To illustrate better the algorithm some examples of FGs identified for few simple molecules are shown in Fig. 1.
Fig. 1
Example of functional groups identified. Groups are color coded according to their type
Full size image
Generalization of functional groups
FGs, particularly those with several connection points, may be present in numerous forms differing by variation in their environment. The attachment points may be unsubstituted (i.e. the valences are filled by hydrogens) or connected to aliphatic or aromatic carbons with large number of possible combinations. A simple amide group with 3 connection points may form 18 such variations (two connections on nitrogen are considered to be symmetrical here). As another example list of 20 ureas with different environments extracted from the ChEMBL database (vide infra) is shown on Fig. 2. For the more complex groups the number of possible variations is even considerably larger.
Fig. 2
Various forms of the urea functionality differing in the environment patterns. The numbers in the corner indicate the number of molecules in ChEMBL in which this particular group is present and the percentage
Full size image
In most cases, however, it is not necessary to go into such level of detail.

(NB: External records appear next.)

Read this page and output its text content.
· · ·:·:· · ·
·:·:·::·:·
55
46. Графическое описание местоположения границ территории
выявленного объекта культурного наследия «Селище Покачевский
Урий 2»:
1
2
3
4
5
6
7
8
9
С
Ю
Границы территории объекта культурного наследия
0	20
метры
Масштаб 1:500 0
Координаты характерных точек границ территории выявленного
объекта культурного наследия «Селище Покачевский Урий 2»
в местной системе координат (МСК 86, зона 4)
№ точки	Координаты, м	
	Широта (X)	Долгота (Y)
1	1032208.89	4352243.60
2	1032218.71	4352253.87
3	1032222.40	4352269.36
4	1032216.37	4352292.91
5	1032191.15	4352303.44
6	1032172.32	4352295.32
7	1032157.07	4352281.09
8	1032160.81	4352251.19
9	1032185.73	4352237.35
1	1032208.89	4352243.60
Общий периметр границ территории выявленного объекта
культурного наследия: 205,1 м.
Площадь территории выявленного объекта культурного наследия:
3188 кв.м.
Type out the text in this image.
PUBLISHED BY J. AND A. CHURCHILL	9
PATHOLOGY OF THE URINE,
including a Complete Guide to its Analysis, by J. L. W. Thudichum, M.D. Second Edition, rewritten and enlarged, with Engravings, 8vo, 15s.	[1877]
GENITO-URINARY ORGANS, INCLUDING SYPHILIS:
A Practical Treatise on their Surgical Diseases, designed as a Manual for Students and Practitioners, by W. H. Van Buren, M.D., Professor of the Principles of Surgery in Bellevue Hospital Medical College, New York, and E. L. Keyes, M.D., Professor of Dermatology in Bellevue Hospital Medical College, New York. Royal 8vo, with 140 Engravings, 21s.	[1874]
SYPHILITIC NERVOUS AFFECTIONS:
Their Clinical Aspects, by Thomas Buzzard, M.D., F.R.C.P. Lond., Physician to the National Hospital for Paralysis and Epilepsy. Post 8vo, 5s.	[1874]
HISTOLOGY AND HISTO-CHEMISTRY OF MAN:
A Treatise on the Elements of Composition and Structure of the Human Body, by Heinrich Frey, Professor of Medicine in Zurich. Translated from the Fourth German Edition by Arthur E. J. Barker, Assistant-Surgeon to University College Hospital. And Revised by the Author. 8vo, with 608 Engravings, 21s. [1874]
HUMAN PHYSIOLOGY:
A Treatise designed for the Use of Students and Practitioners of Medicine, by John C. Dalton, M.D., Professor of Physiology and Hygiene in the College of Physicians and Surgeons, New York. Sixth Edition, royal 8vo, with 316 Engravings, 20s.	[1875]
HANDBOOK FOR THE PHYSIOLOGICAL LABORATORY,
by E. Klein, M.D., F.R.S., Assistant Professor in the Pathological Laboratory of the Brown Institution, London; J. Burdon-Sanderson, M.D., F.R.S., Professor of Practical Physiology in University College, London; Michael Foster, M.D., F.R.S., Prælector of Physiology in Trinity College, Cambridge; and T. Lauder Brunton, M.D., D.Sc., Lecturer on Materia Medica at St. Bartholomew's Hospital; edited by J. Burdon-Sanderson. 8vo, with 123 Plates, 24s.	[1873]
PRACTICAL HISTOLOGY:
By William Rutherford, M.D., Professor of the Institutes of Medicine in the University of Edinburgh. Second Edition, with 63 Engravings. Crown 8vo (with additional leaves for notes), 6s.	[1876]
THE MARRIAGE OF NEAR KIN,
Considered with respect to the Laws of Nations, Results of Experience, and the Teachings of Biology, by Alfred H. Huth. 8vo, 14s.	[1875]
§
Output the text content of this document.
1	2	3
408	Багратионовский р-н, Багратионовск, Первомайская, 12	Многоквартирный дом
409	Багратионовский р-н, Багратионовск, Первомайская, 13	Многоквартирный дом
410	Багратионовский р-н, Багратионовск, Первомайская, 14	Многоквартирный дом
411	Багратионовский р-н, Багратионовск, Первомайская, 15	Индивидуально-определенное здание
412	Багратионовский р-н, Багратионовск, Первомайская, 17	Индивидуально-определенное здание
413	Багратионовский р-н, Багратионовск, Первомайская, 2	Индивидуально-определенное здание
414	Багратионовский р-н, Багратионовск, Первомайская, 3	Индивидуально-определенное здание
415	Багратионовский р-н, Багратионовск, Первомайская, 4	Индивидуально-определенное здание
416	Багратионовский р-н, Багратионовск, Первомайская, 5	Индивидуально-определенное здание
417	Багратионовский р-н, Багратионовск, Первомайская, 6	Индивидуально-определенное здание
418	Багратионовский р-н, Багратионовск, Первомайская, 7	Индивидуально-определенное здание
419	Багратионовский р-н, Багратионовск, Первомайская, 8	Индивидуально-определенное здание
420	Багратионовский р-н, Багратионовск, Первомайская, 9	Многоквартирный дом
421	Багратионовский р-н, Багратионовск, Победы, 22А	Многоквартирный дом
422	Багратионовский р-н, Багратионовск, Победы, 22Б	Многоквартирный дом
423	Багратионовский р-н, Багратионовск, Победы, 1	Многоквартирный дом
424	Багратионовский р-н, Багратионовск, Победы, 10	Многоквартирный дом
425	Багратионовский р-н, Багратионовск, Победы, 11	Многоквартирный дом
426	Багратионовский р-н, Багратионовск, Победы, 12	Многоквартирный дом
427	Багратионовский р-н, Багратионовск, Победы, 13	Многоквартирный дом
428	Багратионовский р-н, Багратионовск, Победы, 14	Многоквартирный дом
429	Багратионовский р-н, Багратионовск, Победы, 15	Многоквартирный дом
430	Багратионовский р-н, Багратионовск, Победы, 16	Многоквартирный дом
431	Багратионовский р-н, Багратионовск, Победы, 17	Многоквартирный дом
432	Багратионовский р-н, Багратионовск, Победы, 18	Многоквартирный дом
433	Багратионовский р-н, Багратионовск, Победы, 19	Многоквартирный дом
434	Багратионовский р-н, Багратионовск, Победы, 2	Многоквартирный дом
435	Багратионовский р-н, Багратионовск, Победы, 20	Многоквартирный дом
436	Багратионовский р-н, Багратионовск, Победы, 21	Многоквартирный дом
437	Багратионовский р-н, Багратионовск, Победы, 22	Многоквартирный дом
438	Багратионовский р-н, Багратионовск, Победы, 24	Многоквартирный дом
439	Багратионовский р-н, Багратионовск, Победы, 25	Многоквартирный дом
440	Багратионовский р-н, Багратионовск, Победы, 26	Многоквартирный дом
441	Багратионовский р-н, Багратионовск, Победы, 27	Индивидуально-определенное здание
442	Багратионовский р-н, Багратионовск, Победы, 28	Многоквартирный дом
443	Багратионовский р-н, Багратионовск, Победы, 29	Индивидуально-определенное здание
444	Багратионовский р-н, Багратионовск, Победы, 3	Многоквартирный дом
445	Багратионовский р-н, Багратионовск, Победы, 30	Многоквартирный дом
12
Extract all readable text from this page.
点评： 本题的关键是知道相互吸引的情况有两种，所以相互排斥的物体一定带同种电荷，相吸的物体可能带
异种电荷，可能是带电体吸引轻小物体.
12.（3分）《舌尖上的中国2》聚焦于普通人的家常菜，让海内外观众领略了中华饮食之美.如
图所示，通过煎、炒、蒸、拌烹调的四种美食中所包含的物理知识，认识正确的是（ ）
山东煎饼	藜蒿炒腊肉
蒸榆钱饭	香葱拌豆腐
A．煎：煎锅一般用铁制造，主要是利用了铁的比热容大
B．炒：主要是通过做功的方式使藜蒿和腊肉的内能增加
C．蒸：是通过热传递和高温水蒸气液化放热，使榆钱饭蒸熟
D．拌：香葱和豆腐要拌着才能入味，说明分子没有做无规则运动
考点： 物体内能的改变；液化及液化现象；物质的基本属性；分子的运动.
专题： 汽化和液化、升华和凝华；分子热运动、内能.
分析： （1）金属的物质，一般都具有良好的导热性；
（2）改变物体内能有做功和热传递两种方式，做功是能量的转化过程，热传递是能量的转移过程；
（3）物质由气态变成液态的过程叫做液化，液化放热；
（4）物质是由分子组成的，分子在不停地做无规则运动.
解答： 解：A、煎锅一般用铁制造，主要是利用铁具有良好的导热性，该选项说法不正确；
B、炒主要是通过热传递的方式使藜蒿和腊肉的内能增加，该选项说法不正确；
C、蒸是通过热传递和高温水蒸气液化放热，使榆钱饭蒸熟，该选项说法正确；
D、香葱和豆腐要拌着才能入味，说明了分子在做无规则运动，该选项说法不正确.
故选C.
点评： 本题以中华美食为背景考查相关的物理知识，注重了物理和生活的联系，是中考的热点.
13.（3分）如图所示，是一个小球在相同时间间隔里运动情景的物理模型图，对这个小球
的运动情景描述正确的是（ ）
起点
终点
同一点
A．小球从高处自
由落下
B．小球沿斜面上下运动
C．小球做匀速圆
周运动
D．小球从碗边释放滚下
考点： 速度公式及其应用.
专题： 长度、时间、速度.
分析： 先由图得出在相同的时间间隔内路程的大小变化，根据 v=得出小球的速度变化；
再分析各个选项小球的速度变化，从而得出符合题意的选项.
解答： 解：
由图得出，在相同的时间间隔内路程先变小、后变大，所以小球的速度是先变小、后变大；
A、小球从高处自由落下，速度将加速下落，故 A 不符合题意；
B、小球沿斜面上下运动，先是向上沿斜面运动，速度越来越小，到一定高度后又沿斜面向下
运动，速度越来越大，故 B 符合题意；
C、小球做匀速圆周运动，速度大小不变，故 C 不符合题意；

When studying frequency statistics of FGs in chemical databases one is usually interested in percentage of molecules with, say, urea or sulfonamide functionalities and not in the environment details. It would be therefore desirable to merge FGs based on the important “central” moiety. One needs to be careful here, however. In some special cases, particularly for smaller FGs the differences in the environment are very important, for example to distinguish between alcohols and phenols or amines and anilines. To consider these different scenarios the generalization scheme described below was developed:
-
1.
environments on carbon atoms are deleted, the only exception are substituents on carbonyl that are retained (to distinguish between aldehydes and ketones)
-
2.
all free valences on heteroatoms are filled by the “R atoms” (this atom may represent hydrogen or carbon) with exception of:
-
hydrogens on the –OH groups
-
hydrogens on the simple amines and thiols (i.e. FGs with just single central N or S atom) are not replaced, this allows to distinguish secondary and tertiary amines, and thiols and sulfides.
-
-
3.
all remaining environment carbons (on heteroatoms and carbonyls) are replaced by the “R atoms”; exceptions are environments on single atomic N or O FGs with one carbon connected, where this carbon is retained also with its type (aliphatic or aromatic), this allows to distinguish between amines and anilines, and alcohols and phenols.
This scheme provides a good balance between preserving sufficient, chemically meaningful details on one side and generalization on the other side. Examples of generalized FGs created by this procedure are shown in the following section.